If TaskLite isn't your cup of tea, maybe one of the other free task managers fits the bill:

  • Buku - Store and manage your bookmarks from the command line.
  • CommitTasks - Combination between git commit and todo list.
  • Eureka - CLI tool to input and store ideas without leaving the terminal.
  • Ff - A distributed note taker and task manager.
  • git-pending - Git plugin to list TODO, FIXME, TESTME, DOCME comments in a repository.
  • Org mode - Notes and todo lists powered by an Emacs based plain-text system.
  • Smos - Purely functional semantic tree-based editor (similar to Org mode).

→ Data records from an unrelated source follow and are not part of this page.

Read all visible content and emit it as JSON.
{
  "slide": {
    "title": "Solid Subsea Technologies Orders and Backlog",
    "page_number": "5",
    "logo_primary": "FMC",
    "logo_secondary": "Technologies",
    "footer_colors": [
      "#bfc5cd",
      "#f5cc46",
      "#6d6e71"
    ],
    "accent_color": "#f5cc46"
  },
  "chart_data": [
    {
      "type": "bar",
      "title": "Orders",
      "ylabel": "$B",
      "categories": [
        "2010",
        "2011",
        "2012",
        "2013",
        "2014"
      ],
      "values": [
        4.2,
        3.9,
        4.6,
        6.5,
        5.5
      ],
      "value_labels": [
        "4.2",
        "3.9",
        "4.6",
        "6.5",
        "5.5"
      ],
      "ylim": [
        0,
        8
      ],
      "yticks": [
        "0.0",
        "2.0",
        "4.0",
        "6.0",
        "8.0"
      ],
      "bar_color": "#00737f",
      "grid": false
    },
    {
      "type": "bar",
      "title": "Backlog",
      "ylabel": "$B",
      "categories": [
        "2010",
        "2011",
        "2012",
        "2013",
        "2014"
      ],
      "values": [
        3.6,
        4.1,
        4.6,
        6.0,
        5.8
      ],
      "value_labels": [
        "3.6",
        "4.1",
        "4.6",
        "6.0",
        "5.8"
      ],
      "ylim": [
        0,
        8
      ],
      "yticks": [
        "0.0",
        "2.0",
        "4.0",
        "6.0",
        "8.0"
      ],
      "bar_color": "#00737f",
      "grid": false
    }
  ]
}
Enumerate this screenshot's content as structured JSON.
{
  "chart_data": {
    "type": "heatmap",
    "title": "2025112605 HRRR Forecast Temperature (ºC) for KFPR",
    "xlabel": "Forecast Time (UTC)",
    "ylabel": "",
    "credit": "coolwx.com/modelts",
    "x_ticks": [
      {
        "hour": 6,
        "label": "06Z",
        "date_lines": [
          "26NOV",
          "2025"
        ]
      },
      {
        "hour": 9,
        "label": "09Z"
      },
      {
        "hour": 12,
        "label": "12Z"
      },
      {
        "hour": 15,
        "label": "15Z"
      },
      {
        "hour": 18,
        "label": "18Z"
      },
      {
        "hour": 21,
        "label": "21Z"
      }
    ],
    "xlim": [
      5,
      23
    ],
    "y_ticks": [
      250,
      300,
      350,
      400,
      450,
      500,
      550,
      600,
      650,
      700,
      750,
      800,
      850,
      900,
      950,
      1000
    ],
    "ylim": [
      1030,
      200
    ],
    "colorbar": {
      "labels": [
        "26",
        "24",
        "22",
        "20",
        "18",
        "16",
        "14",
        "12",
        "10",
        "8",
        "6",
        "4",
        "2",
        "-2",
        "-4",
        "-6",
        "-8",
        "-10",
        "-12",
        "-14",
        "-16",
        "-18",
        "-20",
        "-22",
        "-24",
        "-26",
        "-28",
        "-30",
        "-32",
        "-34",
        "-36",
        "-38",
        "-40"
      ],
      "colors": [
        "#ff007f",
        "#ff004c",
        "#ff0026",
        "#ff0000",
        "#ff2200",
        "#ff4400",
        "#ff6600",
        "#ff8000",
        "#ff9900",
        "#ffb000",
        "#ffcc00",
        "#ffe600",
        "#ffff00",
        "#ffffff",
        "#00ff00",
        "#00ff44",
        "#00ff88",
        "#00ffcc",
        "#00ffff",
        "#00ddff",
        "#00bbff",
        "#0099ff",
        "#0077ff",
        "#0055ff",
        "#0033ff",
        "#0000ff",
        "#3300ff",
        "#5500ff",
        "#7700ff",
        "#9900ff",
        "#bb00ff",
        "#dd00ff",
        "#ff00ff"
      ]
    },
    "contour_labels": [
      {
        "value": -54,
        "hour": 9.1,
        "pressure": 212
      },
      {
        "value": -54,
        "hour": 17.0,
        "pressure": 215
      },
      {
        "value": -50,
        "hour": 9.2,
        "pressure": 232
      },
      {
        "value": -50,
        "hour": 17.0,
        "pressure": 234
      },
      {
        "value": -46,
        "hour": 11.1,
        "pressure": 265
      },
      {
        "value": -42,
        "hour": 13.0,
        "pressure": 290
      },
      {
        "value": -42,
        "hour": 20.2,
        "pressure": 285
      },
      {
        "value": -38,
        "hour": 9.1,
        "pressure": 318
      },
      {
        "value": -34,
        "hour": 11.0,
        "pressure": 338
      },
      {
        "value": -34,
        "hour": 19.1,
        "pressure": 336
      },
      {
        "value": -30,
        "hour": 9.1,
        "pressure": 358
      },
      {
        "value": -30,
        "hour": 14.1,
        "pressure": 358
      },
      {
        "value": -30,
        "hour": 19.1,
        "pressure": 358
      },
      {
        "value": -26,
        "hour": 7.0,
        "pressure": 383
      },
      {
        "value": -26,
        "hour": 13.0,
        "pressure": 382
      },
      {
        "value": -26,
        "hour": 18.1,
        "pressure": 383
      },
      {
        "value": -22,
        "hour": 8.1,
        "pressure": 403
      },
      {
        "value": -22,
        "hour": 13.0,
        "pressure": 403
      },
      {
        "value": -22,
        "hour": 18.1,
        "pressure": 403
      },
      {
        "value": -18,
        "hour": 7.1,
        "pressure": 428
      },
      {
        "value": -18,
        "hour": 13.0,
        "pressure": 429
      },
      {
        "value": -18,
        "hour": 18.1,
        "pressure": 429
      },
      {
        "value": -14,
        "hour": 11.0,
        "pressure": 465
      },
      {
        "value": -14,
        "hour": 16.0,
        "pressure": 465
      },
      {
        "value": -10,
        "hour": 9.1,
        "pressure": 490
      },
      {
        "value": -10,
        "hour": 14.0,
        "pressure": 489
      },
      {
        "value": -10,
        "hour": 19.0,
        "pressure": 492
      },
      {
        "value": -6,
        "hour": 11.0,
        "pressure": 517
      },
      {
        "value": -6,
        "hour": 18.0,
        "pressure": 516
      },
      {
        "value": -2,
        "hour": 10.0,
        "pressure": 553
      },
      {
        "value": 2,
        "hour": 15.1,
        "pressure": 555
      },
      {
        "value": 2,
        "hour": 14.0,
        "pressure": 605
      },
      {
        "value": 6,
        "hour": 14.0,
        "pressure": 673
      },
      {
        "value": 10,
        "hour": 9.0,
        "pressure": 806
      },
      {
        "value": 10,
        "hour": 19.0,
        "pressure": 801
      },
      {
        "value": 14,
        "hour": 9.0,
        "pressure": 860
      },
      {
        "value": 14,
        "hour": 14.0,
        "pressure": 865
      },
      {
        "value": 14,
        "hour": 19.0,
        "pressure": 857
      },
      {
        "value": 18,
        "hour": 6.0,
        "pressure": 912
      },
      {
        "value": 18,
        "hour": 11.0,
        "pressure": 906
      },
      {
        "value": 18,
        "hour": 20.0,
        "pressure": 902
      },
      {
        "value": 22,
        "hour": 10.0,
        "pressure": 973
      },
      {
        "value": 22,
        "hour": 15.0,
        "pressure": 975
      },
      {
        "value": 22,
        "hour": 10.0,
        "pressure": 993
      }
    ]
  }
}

  • Taskbook - Tasks, boards & notes for the command-line habitat.
  • Taskell - Command line Kanban board / task management.
  • Taskwarrior - Command line task management.
  • Toodles - Project management from the TODO's in your codebase.
  • Tracli - Command line app that tracks your time.
  • Ultralist - Open source task management system for the command line.
  • Yokadi - Command line oriented, SQLite powered todo list.